The Sumi were head hunters, like most Naga tribes. As with other western Naga tribes, the principal offensive weapons of the Sema are the spear and the machete; the cross-bow, originally perhaps borrowed from tribes further east, is also used.
Yimchunger are one of the major Naga tribes. The word Yimchunger means “the ones who have reached their place of choice.” The Yimchungers are believed to have migrated to present-day Nagaland from upper Burma in one wave. Strong ties to cultural identity in the form of their love and passion for agriculture are reflected in the hymns and beats of songs devoted to the craft. The musical instruments of the Yimchungers include simple log drums, trumpets and flutes, similar to that of the Angami. The traditional dress of the Yimchungers includes colourful cane headgear decorated with hair and bird feathers.
The Yimchunger are one of the main contributors to the Hornbill Festival. Highlights of the festival include tribal dances across the many groups of the Naga region, so-called ‘spin top’ demonstrations by the Yimchunger, and folk songs. The Yimchunger shawl is in red and black with narrow grey bands at the two edges and is mainly worn by warriors of great renown.
The Zeme Naga, like many other Nagas, are traditionally self-sufficient at their village level. Their organizational unity is based upon the village, which is socially, economically and politically self-sufficient. Dancing and playing musical instruments are a major part of culture in the Zeme Naga.
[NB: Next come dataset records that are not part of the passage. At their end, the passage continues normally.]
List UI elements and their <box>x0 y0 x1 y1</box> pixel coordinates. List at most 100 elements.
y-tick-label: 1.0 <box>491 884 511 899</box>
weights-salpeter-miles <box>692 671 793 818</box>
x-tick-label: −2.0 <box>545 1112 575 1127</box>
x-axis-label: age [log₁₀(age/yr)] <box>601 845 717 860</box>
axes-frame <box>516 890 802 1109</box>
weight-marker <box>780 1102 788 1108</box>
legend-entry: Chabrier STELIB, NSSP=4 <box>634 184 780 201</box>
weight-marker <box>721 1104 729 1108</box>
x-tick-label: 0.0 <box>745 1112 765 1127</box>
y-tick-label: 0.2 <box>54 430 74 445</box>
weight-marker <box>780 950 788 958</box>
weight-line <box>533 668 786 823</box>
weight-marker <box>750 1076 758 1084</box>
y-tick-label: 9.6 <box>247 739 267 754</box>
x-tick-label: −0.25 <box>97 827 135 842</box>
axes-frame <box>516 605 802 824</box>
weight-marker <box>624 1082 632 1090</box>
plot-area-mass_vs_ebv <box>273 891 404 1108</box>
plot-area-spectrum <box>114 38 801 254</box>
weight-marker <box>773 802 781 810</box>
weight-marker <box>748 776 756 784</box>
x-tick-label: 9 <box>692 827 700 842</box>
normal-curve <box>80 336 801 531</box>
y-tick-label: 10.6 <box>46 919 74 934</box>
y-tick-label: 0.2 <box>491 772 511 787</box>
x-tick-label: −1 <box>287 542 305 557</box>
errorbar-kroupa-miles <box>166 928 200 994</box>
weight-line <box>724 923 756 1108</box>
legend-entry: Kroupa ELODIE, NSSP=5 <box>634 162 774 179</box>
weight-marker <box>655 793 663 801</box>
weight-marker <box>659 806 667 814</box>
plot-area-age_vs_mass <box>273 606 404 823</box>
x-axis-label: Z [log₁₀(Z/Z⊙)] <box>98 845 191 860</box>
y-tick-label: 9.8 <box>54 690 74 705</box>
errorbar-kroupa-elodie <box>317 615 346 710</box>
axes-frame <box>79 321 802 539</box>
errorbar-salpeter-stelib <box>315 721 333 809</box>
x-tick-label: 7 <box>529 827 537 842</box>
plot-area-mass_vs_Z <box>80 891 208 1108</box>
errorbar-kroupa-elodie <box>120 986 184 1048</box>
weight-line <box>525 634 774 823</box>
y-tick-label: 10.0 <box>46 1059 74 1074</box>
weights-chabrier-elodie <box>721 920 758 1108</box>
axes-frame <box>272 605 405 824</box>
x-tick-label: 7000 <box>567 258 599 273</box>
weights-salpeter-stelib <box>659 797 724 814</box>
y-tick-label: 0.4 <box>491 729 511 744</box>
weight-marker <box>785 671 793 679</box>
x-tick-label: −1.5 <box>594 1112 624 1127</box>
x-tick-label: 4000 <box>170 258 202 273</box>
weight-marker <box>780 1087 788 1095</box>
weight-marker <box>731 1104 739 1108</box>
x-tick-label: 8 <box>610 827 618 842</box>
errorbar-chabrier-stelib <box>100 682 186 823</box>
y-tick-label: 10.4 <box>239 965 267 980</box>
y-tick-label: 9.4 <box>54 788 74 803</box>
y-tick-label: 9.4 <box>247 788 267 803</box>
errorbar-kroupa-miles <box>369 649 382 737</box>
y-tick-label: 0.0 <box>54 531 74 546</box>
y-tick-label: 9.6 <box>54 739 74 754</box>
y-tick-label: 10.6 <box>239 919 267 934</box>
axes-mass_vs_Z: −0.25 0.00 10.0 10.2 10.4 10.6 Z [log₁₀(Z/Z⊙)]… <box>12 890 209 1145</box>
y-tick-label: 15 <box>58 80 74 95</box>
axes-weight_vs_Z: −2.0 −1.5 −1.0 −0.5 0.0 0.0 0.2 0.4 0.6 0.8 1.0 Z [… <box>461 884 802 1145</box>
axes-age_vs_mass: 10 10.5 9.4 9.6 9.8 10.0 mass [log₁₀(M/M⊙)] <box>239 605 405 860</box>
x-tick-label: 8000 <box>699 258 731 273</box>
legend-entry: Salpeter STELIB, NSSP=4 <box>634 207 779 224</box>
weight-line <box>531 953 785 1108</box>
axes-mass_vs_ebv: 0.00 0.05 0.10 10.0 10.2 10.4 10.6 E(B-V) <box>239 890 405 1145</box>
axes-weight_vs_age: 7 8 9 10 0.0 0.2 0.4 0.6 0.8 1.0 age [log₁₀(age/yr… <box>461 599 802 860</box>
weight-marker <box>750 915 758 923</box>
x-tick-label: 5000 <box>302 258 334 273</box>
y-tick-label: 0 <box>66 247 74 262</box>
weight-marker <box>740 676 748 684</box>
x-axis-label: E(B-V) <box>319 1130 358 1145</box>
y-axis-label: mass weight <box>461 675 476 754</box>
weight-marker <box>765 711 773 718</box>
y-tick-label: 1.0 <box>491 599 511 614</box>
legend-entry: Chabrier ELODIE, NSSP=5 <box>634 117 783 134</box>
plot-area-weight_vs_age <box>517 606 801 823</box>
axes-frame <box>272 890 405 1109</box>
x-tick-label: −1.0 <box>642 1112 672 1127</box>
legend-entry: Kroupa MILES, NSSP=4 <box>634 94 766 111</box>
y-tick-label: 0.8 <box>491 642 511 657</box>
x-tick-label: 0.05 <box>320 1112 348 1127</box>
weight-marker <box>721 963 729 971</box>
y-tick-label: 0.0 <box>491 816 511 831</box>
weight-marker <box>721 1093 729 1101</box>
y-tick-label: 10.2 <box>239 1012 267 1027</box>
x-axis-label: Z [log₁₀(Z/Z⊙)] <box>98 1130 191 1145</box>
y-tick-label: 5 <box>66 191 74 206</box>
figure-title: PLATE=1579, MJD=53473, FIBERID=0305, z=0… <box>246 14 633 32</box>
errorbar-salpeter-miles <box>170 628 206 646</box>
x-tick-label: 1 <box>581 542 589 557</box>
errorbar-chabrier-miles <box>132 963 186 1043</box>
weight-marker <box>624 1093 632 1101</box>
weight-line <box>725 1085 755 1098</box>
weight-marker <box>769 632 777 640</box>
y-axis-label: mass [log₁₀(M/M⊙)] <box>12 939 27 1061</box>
The boys and girls are housed in separate youth dormitories but come and congregate in the central part of village to perform for the elders.
The Zeme Nagas are animist and they believe in the existence of one supreme God and eight other gods who are associated with health, water and so on. They also believe in witchcraft and black magic. Though a small section of the Zeme have been converted to Christianity, the larger section still honour their traditional festivals connected with agricultural activities and other social institutions. They celebrate six important festivals during the year.